Emmsy I so hope the next 13 sleeps fly by for you hun, so glad your not going to let the booking clerk get away scott free (if she's at fault)
Mistle Your ds sounds so cute, any chance of a photo on your profile of him? No probs if your not comfortable with that it just gives me something to ooh and aah over!
I'm up for the bacon buttie and the pain au chocolate, I'm such a pig!!!!

MollieMooma · 18/03/2008 10:49

Oh but can I have yorkshire tea instead of coffee??

ClairePO · 18/03/2008 11:47

I have yorkshire tea and lindt choccy bunny, wanna share?

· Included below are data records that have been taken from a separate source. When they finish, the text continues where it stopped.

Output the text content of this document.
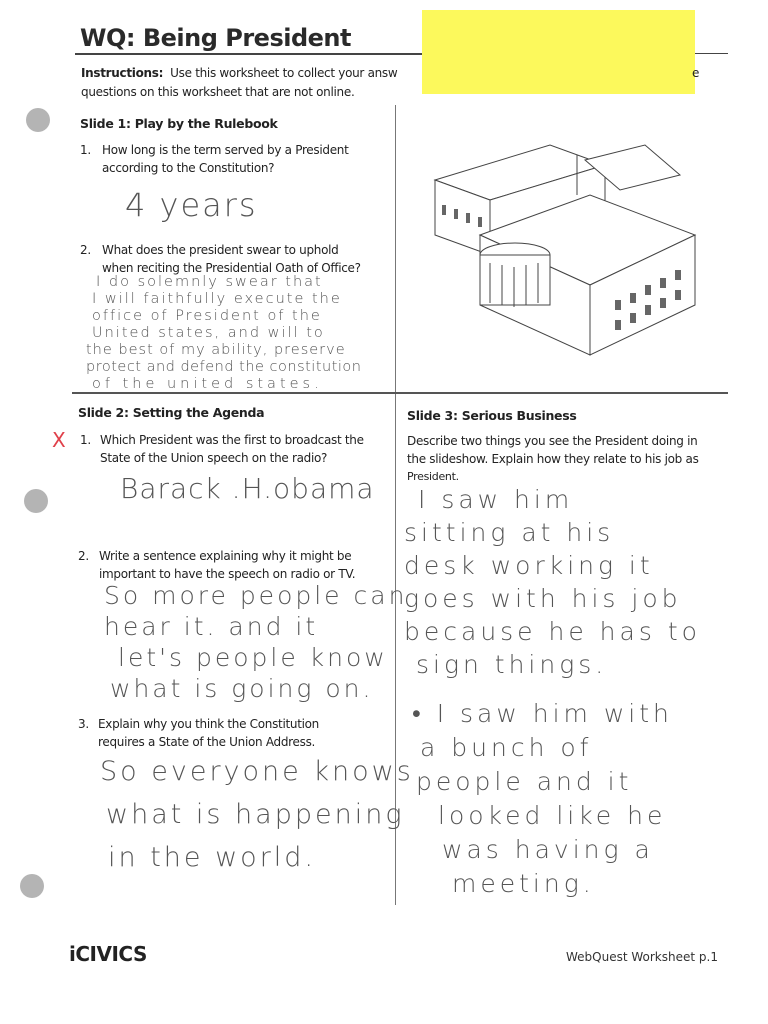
WQ: Being President
Instructions: Use this worksheet to collect your answ	e
questions on this worksheet that are not online.
Slide 1: Play by the Rulebook
1. How long is the term served by a President
according to the Constitution?
4 years
2. What does the president swear to uphold
when reciting the Presidential Oath of Office?
I do solemnly swear that
I will faithfully execute the
office of President of the
United states, and will to
the best of my ability, preserve
protect and defend the constitution
of the united states.
Slide 2: Setting the Agenda
X 1. Which President was the first to broadcast the
State of the Union speech on the radio?
Barack .H.obama
2. Write a sentence explaining why it might be
important to have the speech on radio or TV.
So more people can
hear it. and it
let's people know
what is going on.
3. Explain why you think the Constitution
requires a State of the Union Address.
So everyone knows
what is happening
in the world.
Slide 3: Serious Business
Describe two things you see the President doing in
the slideshow. Explain how they relate to his job as
President.
I saw him
sitting at his
desk working it
goes with his job
because he has to
sign things.
• I saw him with
a bunch of
people and it
looked like he
was having a
meeting.
iCIVICS	WebQuest Worksheet p.1
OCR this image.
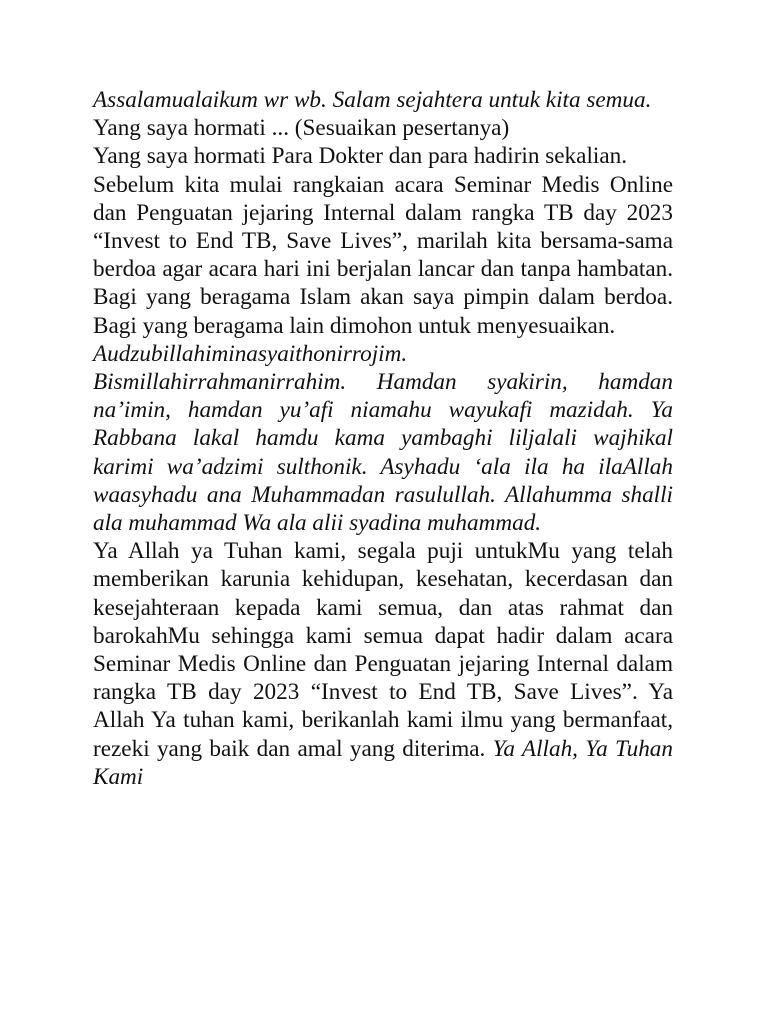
Assalamualaikum wr wb. Salam sejahtera untuk kita semua.

Yang saya hormati ... (Sesuaikan pesertanya)

Yang saya hormati Para Dokter dan para hadirin sekalian.

Sebelum kita mulai rangkaian acara Seminar Medis Online dan Penguatan jejaring Internal dalam rangka TB day 2023 “Invest to End TB, Save Lives”, marilah kita bersama-sama berdoa agar acara hari ini berjalan lancar dan tanpa hambatan. Bagi yang beragama Islam akan saya pimpin dalam berdoa. Bagi yang beragama lain dimohon untuk menyesuaikan.

Audzubillahiminasyaithonirrojim.

Bismillahirrahmanirrahim. Hamdan syakirin, hamdan na’imin, hamdan yu’afi niamahu wayukafi mazidah. Ya Rabbana lakal hamdu kama yambaghi liljalali wajhikal karimi wa’adzimi sulthonik. Asyhadu ‘ala ila ha ilaAllah waasyhadu ana Muhammadan rasulullah. Allahumma shalli ala muhammad Wa ala alii syadina muhammad.

Ya Allah ya Tuhan kami, segala puji untukMu yang telah memberikan karunia kehidupan, kesehatan, kecerdasan dan kesejahteraan kepada kami semua, dan atas rahmat dan barokahMu sehingga kami semua dapat hadir dalam acara Seminar Medis Online dan Penguatan jejaring Internal dalam rangka TB day 2023 “Invest to End TB, Save Lives”. Ya Allah Ya tuhan kami, berikanlah kami ilmu yang bermanfaat, rezeki yang baik dan amal yang diterima. Ya Allah, Ya Tuhan Kami
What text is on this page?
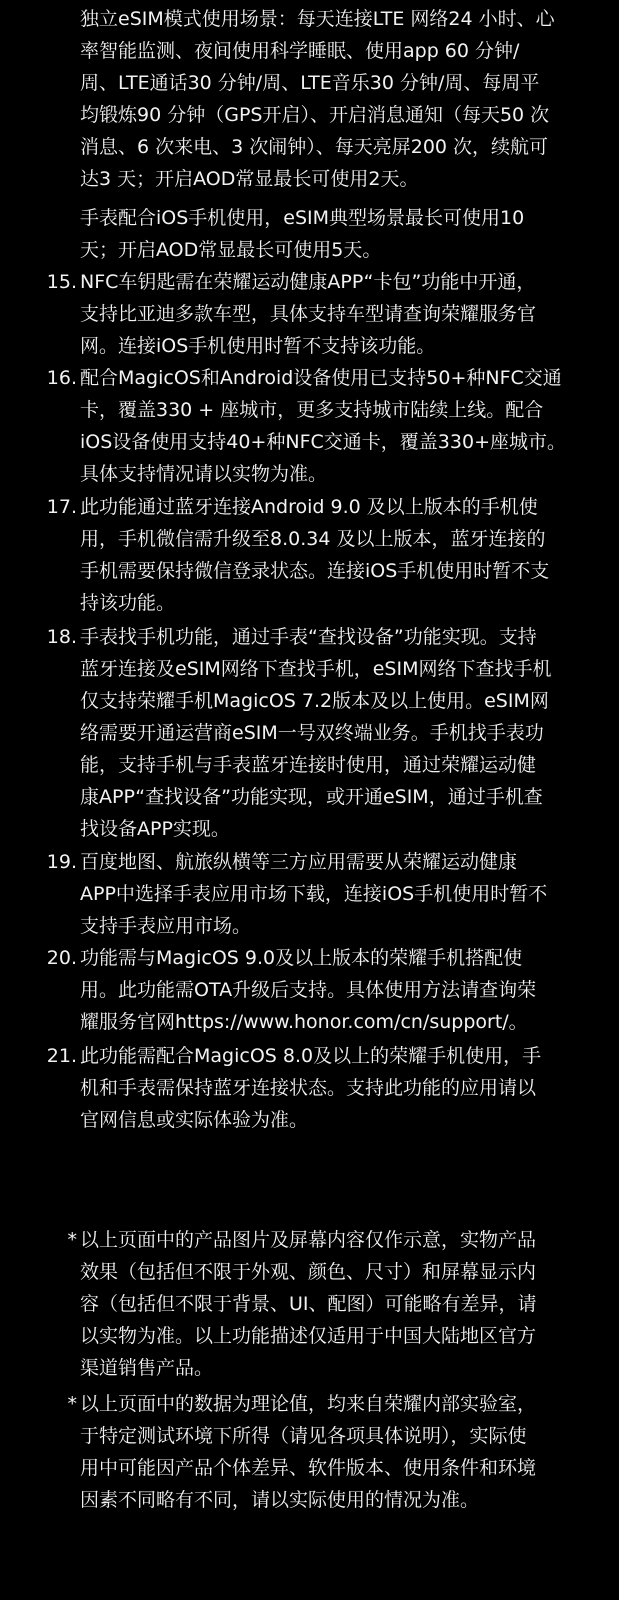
独立eSIM模式使用场景：每天连接LTE 网络24 小时、心
率智能监测、夜间使用科学睡眠、使用app 60 分钟/
周、LTE通话30 分钟/周、LTE音乐30 分钟/周、每周平
均锻炼90 分钟（GPS开启）、开启消息通知（每天50 次
消息、6 次来电、3 次闹钟）、每天亮屏200 次，续航可
达3 天；开启AOD常显最长可使用2天。
手表配合iOS手机使用，eSIM典型场景最长可使用10
天；开启AOD常显最长可使用5天。
15. NFC车钥匙需在荣耀运动健康APP“卡包”功能中开通，
支持比亚迪多款车型，具体支持车型请查询荣耀服务官
网。连接iOS手机使用时暂不支持该功能。
16. 配合MagicOS和Android设备使用已支持50+种NFC交通
卡，覆盖330 + 座城市，更多支持城市陆续上线。配合
iOS设备使用支持40+种NFC交通卡，覆盖330+座城市。
具体支持情况请以实物为准。
17. 此功能通过蓝牙连接Android 9.0 及以上版本的手机使
用，手机微信需升级至8.0.34 及以上版本，蓝牙连接的
手机需要保持微信登录状态。连接iOS手机使用时暂不支
持该功能。
18. 手表找手机功能，通过手表“查找设备”功能实现。支持
蓝牙连接及eSIM网络下查找手机，eSIM网络下查找手机
仅支持荣耀手机MagicOS 7.2版本及以上使用。eSIM网
络需要开通运营商eSIM一号双终端业务。手机找手表功
能，支持手机与手表蓝牙连接时使用，通过荣耀运动健
康APP“查找设备”功能实现，或开通eSIM，通过手机查
找设备APP实现。
19. 百度地图、航旅纵横等三方应用需要从荣耀运动健康
APP中选择手表应用市场下载，连接iOS手机使用时暂不
支持手表应用市场。
20. 功能需与MagicOS 9.0及以上版本的荣耀手机搭配使
用。此功能需OTA升级后支持。具体使用方法请查询荣
耀服务官网https://www.honor.com/cn/support/。
21. 此功能需配合MagicOS 8.0及以上的荣耀手机使用，手
机和手表需保持蓝牙连接状态。支持此功能的应用请以
官网信息或实际体验为准。
* 以上页面中的产品图片及屏幕内容仅作示意，实物产品
效果（包括但不限于外观、颜色、尺寸）和屏幕显示内
容（包括但不限于背景、UI、配图）可能略有差异，请
以实物为准。以上功能描述仅适用于中国大陆地区官方
渠道销售产品。
* 以上页面中的数据为理论值，均来自荣耀内部实验室，
于特定测试环境下所得（请见各项具体说明），实际使
用中可能因产品个体差异、软件版本、使用条件和环境
因素不同略有不同，请以实际使用的情况为准。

MollieMooma · 18/03/2008 12:09

Yes please!!!!!!

cece · 18/03/2008 15:39

Spink - we had to wait due to a few gynae problems I have been having. At the time I was very upset about it, but looking back with some perspective I can see that it may have been a good thing to leave it a couple of months. TBH if I had then got pg and had another mc I would have been in pieces. At the time I thought I was doing OK after losing the baby but I now know that I wasn't really.

Only you know if you are ready or not. We did try the same month before I had an af, as I just felt desperate to be pg again. I didn't want to be pg on 13th Dec 2008 as I thought it would be bad luck.

We have now had two more cycles since then and are about to try again. I feel more together about it and calmer. Hard to explain really.